Paving its way for an eventual biologics license application, Cell Genesys Inc. received a special protocol assessment from the FDA for its upcoming Phase III trial of the GVAX prostate cancer vaccine.

The South San Francisco-based company plans to begin the trial, the first of two, at the end of the second quarter.

"We expect to enroll somewhere in the neighborhood of 500 to 600 patients in the study," said Jennifer Cook Williams, director of corporate communications and investor relations for Cell Genesys. "The endpoint will be survival and there will be a complementary trial, which we hope to start in late 2004 or early 2005."

A special protocol assessment (SPA) ensures that the design of a Phase III trial will meet the objectives needed to support a BLA. When the FDA issues an SPA, it essentially provides the company with a binding written agreement that the design and analysis of the study are adequate to support a license application submission. Positive data, of course, remain the crux of any application.

"It means they would accept a BLA for filing," Williams told BioWorld Today. "It doesn't mean they would approve the product."

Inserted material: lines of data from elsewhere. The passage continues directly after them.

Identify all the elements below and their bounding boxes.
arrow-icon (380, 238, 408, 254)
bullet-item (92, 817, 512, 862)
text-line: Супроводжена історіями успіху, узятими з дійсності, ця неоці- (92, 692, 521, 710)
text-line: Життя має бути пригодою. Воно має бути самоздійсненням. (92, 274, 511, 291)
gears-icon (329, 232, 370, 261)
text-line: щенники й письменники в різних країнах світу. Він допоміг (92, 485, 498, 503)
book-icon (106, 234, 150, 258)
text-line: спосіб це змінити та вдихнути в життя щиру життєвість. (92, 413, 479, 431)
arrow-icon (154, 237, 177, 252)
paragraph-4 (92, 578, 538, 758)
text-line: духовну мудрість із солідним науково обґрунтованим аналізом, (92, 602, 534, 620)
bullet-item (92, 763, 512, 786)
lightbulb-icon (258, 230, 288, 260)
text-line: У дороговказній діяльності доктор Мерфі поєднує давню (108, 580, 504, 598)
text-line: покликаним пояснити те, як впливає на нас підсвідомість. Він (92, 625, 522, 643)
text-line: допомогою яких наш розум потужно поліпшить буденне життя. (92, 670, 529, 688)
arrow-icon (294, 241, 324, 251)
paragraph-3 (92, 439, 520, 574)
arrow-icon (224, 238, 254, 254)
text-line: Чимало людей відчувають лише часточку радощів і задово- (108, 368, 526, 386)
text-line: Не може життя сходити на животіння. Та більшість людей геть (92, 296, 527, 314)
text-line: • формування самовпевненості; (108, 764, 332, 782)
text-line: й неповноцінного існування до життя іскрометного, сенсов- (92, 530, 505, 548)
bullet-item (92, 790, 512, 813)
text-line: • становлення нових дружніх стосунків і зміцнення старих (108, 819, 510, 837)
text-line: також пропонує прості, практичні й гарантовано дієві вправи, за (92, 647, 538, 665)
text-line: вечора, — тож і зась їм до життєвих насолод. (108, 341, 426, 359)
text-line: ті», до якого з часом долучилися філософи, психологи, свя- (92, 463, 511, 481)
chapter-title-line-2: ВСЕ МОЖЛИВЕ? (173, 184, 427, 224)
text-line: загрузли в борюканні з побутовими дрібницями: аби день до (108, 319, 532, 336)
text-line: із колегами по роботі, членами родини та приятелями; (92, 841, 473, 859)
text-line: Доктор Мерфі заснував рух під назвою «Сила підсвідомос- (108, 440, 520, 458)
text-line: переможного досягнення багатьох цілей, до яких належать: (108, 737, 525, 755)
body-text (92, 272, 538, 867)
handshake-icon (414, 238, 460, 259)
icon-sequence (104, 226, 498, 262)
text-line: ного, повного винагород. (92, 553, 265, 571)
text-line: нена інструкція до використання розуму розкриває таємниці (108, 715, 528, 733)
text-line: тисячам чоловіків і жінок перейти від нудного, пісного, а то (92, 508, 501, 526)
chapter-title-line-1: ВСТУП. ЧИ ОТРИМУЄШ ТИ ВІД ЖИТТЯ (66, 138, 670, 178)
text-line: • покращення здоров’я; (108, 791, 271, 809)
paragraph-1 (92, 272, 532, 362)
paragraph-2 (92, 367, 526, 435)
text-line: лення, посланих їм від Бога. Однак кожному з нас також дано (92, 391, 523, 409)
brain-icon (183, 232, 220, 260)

Cell Genesys plans to conduct the two Phase III trials of GVAX in hormone-refractory prostate cancer patients with radiologic evidence of metastatic disease. The first trial - called VITAL-1 - will enroll chemotherapy-na ve, asymptomatic patients without cancer-related pain and will look at the survival benefit of patients treated with GVAX, compared with those treated with taxane chemotherapy. The second trial - called VITAL-2 - will enroll symptomatic patients and will look at palliation of bone pain, comparing GVAX plus taxane to taxane alone. Both trials will enroll patients with all levels of Gleason scores - a measure of the aggressiveness of prostate cancer. VITAL-1 and VITAL-2 will look at palliation of bone pain and survival as secondary endpoints, respectively.

"We expect them to take between 2.5 and 3.5 years," Williams said. Therefore, a BLA could be filed sometime in 2007.

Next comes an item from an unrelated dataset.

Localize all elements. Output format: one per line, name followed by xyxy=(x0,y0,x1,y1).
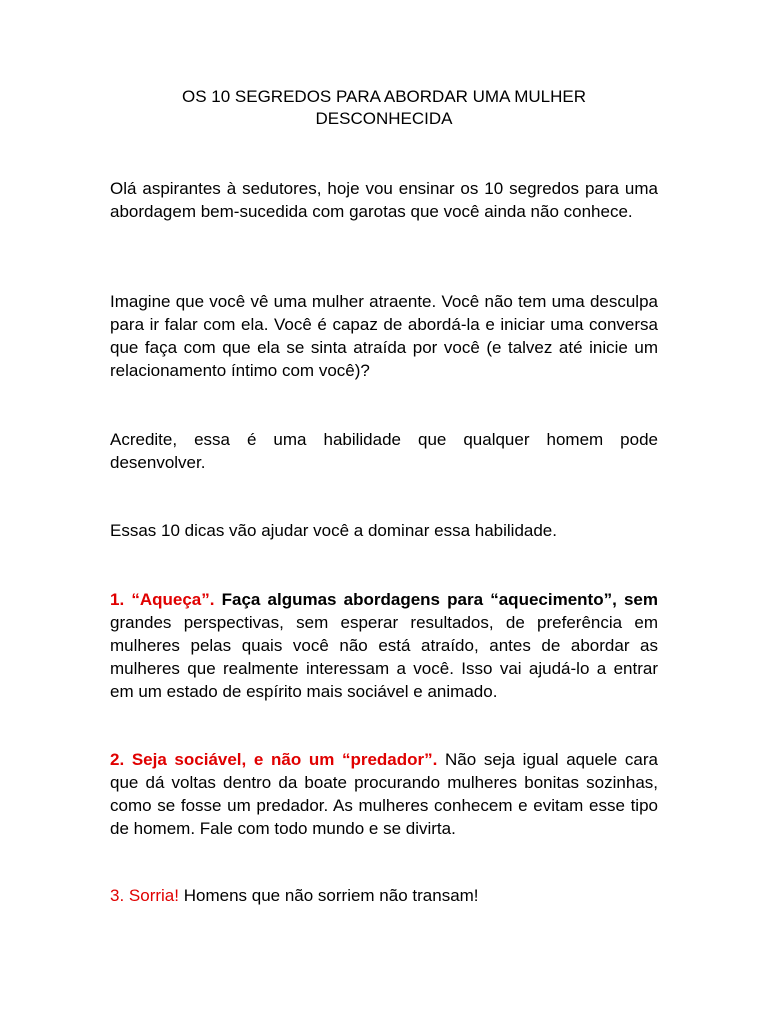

In previous studies, GVAX vaccine showed a favorable survival benefit when compared with the survival of patients treated with taxane chemotherapy, the most widely used therapy of metastatic prostate cancer patients. In September 2002, final data of its first Phase II trial of GVAX in patients with hormone-refractory metastatic prostate cancer showed the median survival in two dose groups was 26.2 months. The trial enrolled 34 patients with radiologic evidence of metastases. They were treated for six months, with only the vaccine. The company now hopes to confirm those results in the larger, randomized, controlled Phase III trial.

Cell Genesys also expects to report Phase II data of GVAX involving 80 patients with advanced hormone-refractory prostate cancer with evidence of metastasis to bone and other sites in June at the 2004 American Society of Clinical Oncology meeting.

Aside from prostate cancer, GVAX vaccines are being studied in Phase I/II and Phase II trials for lung cancer, pancreatic cancer, leukemia and myeloma. The products are whole-cell vaccines designed to stimulate an immune response against the patient's tumor. They are comprised of genetically modified tumor cells that secrete granulocyte macrophage colony-stimulating factor, an immune stimulatory hormone known to play a role in triggering the body's immune response. The treatment appears to be well tolerated in the more than 600 patients treated with them to date.

In addition to GVAX, Cell Genesys is working on two other cancer product platforms: oncolytic virus therapies and anti-angiogenesis therapies. Its oncolytic virus therapies include CG7870, which is in a Phase I/II study evaluating it plus radiation therapy for early stage prostate cancer. The company also is studying all three platforms in various preclinical trials.

In March, Cell Genesys raised $53.1 million in a public offering to help offset costs of the Phase III GVAX vaccine trials in prostate and lung cancer, both of which it plans to begin this year. (See BioWorld Today, March 18, 2004.)

Cell Genesys holds all rights to the GVAX portfolio, after the ending of a deal in 2002 with Tokyo-based Japan Tobacco Inc. for the lung cancer indication. (See BioWorld Today, Oct. 21, 2002.)

As for manufacturing, Cell Genesys expects to use its bioreactor manufacturing facility in Hayward, Calif., for Phase III trials and a potential market launch.

The company's stock (NASDAQ:CEGE) dropped 20 cents on Monday, to close at $10.05.